2. The trial court did not err in instructing the jury that before they could consider evidence of the character for violence of the deceased, they had to determine that there was a prima facie showing by the defendant or by the witnesses that the deceased was the assailant, that the accused had been attacked, and that the accused was honestly seeking to defend himself. See Henderson v. State, 234 Ga. 827, 828 (218 SE2d 612) (1975); Black v. State, 230 Ga. 614 (3) (198 SE2d 314) (1973). Graham contends that this instruction was burden-shifting, in violation of State v. Moore, 237 Ga. 269 (1) (227 SE2d 241) (1976). The trial court's charge, if it placed any burden at all on the defendant, did not have the effect of requiring him to disprove any element of the offense with which he was charged; rather, it was but instructive as to the relevance and admissibility of circumstantial evidence. Further, under the facts of this case the admissibility of such character evidence is questionable, and its receipt into the evidence, with instructions, was beneficial to Graham.
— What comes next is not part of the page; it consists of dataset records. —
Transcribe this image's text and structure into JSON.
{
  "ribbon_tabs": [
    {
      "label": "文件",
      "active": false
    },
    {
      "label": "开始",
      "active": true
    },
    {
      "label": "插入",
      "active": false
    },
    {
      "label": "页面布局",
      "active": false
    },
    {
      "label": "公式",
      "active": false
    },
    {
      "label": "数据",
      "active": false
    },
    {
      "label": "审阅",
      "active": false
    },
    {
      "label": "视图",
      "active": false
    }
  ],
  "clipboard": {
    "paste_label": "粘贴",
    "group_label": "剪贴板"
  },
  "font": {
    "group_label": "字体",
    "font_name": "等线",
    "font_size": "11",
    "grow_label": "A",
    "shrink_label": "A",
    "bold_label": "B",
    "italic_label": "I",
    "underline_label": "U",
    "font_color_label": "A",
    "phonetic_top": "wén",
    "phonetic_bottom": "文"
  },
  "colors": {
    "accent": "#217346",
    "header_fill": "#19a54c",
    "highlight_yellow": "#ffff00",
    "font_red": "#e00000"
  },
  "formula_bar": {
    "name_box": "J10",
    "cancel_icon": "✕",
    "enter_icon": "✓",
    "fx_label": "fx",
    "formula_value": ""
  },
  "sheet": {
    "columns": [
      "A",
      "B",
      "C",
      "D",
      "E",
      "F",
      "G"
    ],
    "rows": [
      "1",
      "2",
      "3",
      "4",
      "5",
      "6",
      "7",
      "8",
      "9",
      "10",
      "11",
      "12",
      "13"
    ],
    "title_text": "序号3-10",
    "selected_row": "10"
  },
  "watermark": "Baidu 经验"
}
3. Graham contends that the trial court erred in admitting into evidence two empty shell casings found in the vicinity of the shooting. One was located on the day of the incident, and the other was recovered four days later. Graham contends that there was not a sufficient showing that the shells had been ejected from his shotgun.

"[W]hen the relevance of evidence is in doubt, the Georgia rule favors its admission and submission to the jury with any needed instructions. [Cit.] When facts are such that the jury, if permitted to hear them, may or may not make an inference pertinent to the issues, according to the view which they may take of them, in connection with the other facts in evidence, they are such that the jury ought to be permitted to hear them. [Cits.] That the testimony objected to falls short of proving the fact sought to be established, is not in itself sufficient reason for excluding it, provided that it, alone or in connection with other pertinent testimony, tends to prove the matter *476 in issue." Allanson v. State, 144 Ga. App. 450, 453 (241 SE2d 314) (1978).

The evidence in question supported testimony that the shotgun was fired three times. That the shells were not shown positively to have been ejected from Graham's gun, and that one shell was found four days after the shooting, go to the weight of the evidence, and not to its admissibility.

4. The trial court instructed the jury as follows: "A primary question for you to determine, and it is incumbent upon the State to prove, is the causal connection between the alleged injury and the death of the decedent. If upon consideration of the case and the evidence and the instructions given you by the Court, if this defendant did kill this decedent by using the certain shotgun as alleged in the indictment, then you would be authorized to convict him." This was followed by an extensive charge as to the elements of self-defense. In addition, the court instructed the jury that the accused was entitled to the presumption of innocence, that criminal intent is never presumed, and that intent to kill is a necessary element which the State must prove beyond a reasonable doubt.

The charge, taken as a whole, did not relieve the State of the burden of proving beyond a reasonable doubt every element of the crime charged. Johnson v. State, 249 Ga. 621 (1) (292 SE2d 696) (1982). In addition, no objection or reservation was made to this portion of the charge when the trial court inquired as to exceptions. White v. State, 243 Ga. 250, 251 (253 SE2d 694) (1979).

5. The failure of the trial court to charge the law of voluntary manslaughter, absent a written request, was not error. State v. Stonaker, 236 Ga. 1 (222 SE2d 354) (1976).

6. We have reviewed the remaining enumerations of error with respect to the jury charge, and find them to be without merit.

Judgment affirmed. All the Justices concur.